Okay, as you can see, the Ansible playbook is executed successfully, it has performed all the tasks, it has created the user on the remote host, and also set up the authorized keys and also removed the user from the remote force. Now, to check or to confirm whether these users are created successfully on all the servers or not for that. First I’m going to SSH into the bastion host using the new user. For example, I’m taking any new user. Let’s take this user Ray.
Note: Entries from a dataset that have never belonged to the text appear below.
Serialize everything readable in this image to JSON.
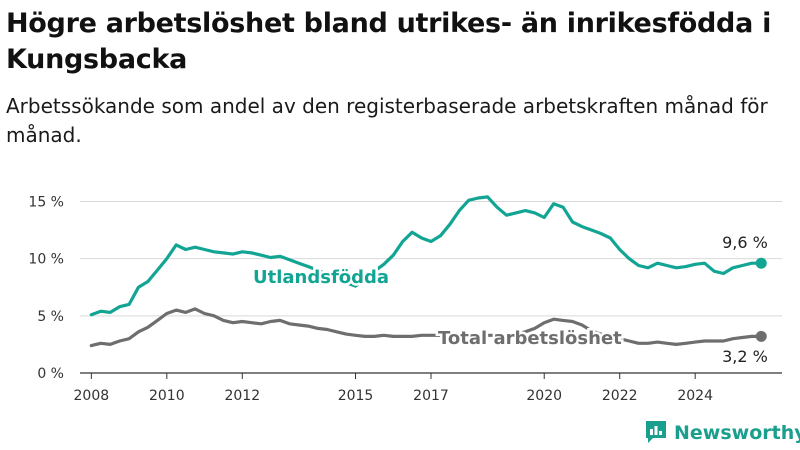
{
  "title": "Högre arbetslöshet bland utrikes- än inrikesfödda i Kungsbacka",
  "subtitle": "Arbetssökande som andel av den registerbaserade arbetskraften månad för månad.",
  "brand": {
    "name": "Newsworthy",
    "icon": "bar-chart-icon"
  },
  "colors": {
    "utlandsfodda": "#12a594",
    "total": "#6e6e6e",
    "grid": "#d9d9d9",
    "axis": "#333333",
    "brand": "#1a9e8e"
  },
  "chart_data": {
    "type": "line",
    "title": "Högre arbetslöshet bland utrikes- än inrikesfödda i Kungsbacka",
    "subtitle": "Arbetssökande som andel av den registerbaserade arbetskraften månad för månad.",
    "xlabel": "",
    "ylabel": "",
    "xlim": [
      2007.7,
      2026.3
    ],
    "ylim": [
      0,
      16
    ],
    "grid": "y",
    "x_ticks": [
      2008,
      2010,
      2012,
      2015,
      2017,
      2020,
      2022,
      2024
    ],
    "y_ticks": [
      {
        "value": 0,
        "label": "0 %"
      },
      {
        "value": 5,
        "label": "5 %"
      },
      {
        "value": 10,
        "label": "10 %"
      },
      {
        "value": 15,
        "label": "15 %"
      }
    ],
    "series": [
      {
        "name": "Utlandsfödda",
        "color": "#12a594",
        "end_label": "9,6 %",
        "x": [
          2008.0,
          2008.25,
          2008.5,
          2008.75,
          2009.0,
          2009.25,
          2009.5,
          2009.75,
          2010.0,
          2010.25,
          2010.5,
          2010.75,
          2011.0,
          2011.25,
          2011.5,
          2011.75,
          2012.0,
          2012.25,
          2012.5,
          2012.75,
          2013.0,
          2013.25,
          2013.5,
          2013.75,
          2014.0,
          2014.25,
          2014.5,
          2014.75,
          2015.0,
          2015.25,
          2015.5,
          2015.75,
          2016.0,
          2016.25,
          2016.5,
          2016.75,
          2017.0,
          2017.25,
          2017.5,
          2017.75,
          2018.0,
          2018.25,
          2018.5,
          2018.75,
          2019.0,
          2019.25,
          2019.5,
          2019.75,
          2020.0,
          2020.25,
          2020.5,
          2020.75,
          2021.0,
          2021.25,
          2021.5,
          2021.75,
          2022.0,
          2022.25,
          2022.5,
          2022.75,
          2023.0,
          2023.25,
          2023.5,
          2023.75,
          2024.0,
          2024.25,
          2024.5,
          2024.75,
          2025.0,
          2025.25,
          2025.5,
          2025.75
        ],
        "values": [
          5.1,
          5.4,
          5.3,
          5.8,
          6.0,
          7.5,
          8.0,
          9.0,
          10.0,
          11.2,
          10.8,
          11.0,
          10.8,
          10.6,
          10.5,
          10.4,
          10.6,
          10.5,
          10.3,
          10.1,
          10.2,
          9.9,
          9.6,
          9.3,
          9.0,
          8.6,
          8.2,
          7.9,
          7.6,
          8.2,
          8.9,
          9.5,
          10.3,
          11.5,
          12.3,
          11.8,
          11.5,
          12.0,
          13.0,
          14.2,
          15.1,
          15.3,
          15.4,
          14.5,
          13.8,
          14.0,
          14.2,
          14.0,
          13.6,
          14.8,
          14.5,
          13.2,
          12.8,
          12.5,
          12.2,
          11.8,
          10.8,
          10.0,
          9.4,
          9.2,
          9.6,
          9.4,
          9.2,
          9.3,
          9.5,
          9.6,
          8.9,
          8.7,
          9.2,
          9.4,
          9.6,
          9.6
        ]
      },
      {
        "name": "Total arbetslöshet",
        "color": "#6e6e6e",
        "end_label": "3,2 %",
        "x": [
          2008.0,
          2008.25,
          2008.5,
          2008.75,
          2009.0,
          2009.25,
          2009.5,
          2009.75,
          2010.0,
          2010.25,
          2010.5,
          2010.75,
          2011.0,
          2011.25,
          2011.5,
          2011.75,
          2012.0,
          2012.25,
          2012.5,
          2012.75,
          2013.0,
          2013.25,
          2013.5,
          2013.75,
          2014.0,
          2014.25,
          2014.5,
          2014.75,
          2015.0,
          2015.25,
          2015.5,
          2015.75,
          2016.0,
          2016.25,
          2016.5,
          2016.75,
          2017.0,
          2017.25,
          2017.5,
          2017.75,
          2018.0,
          2018.25,
          2018.5,
          2018.75,
          2019.0,
          2019.25,
          2019.5,
          2019.75,
          2020.0,
          2020.25,
          2020.5,
          2020.75,
          2021.0,
          2021.25,
          2021.5,
          2021.75,
          2022.0,
          2022.25,
          2022.5,
          2022.75,
          2023.0,
          2023.25,
          2023.5,
          2023.75,
          2024.0,
          2024.25,
          2024.5,
          2024.75,
          2025.0,
          2025.25,
          2025.5,
          2025.75
        ],
        "values": [
          2.4,
          2.6,
          2.5,
          2.8,
          3.0,
          3.6,
          4.0,
          4.6,
          5.2,
          5.5,
          5.3,
          5.6,
          5.2,
          5.0,
          4.6,
          4.4,
          4.5,
          4.4,
          4.3,
          4.5,
          4.6,
          4.3,
          4.2,
          4.1,
          3.9,
          3.8,
          3.6,
          3.4,
          3.3,
          3.2,
          3.2,
          3.3,
          3.2,
          3.2,
          3.2,
          3.3,
          3.3,
          3.3,
          3.3,
          3.3,
          3.3,
          3.3,
          3.3,
          3.3,
          3.3,
          3.4,
          3.6,
          3.9,
          4.4,
          4.7,
          4.6,
          4.5,
          4.2,
          3.7,
          3.4,
          3.2,
          3.0,
          2.8,
          2.6,
          2.6,
          2.7,
          2.6,
          2.5,
          2.6,
          2.7,
          2.8,
          2.8,
          2.8,
          3.0,
          3.1,
          3.2,
          3.2
        ]
      }
    ]
  }
}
Okay, so I successfully logged in into the bastion using this user Ray, it means this user is created inside the bastion. Let’s check the list of users now inside the bastion. Okay, so as you can see, all these users which are listed here, are now present inside the bastion. And these two users which were earlier present, they are now removed from here. So it means this task is successfully done here. And now let’s move to any private server. For example, I’m taking the dev server here. And if I SSH into this server. I’m going to SSH into this test server using the same username as I forwarded its public key into the bastion. So I’m using the same user Ray So I successfully logged into this dev server, as well. It means this user is also created inside this. Let’s check the list of users present inside this and as you can see all the users that I listed here are now present here. And these two users are removed from here. So that’s it. That’s how we can create multiple users on multiple servers in one go using the Ansible playbook. And yeah, that’s a small demo from my side.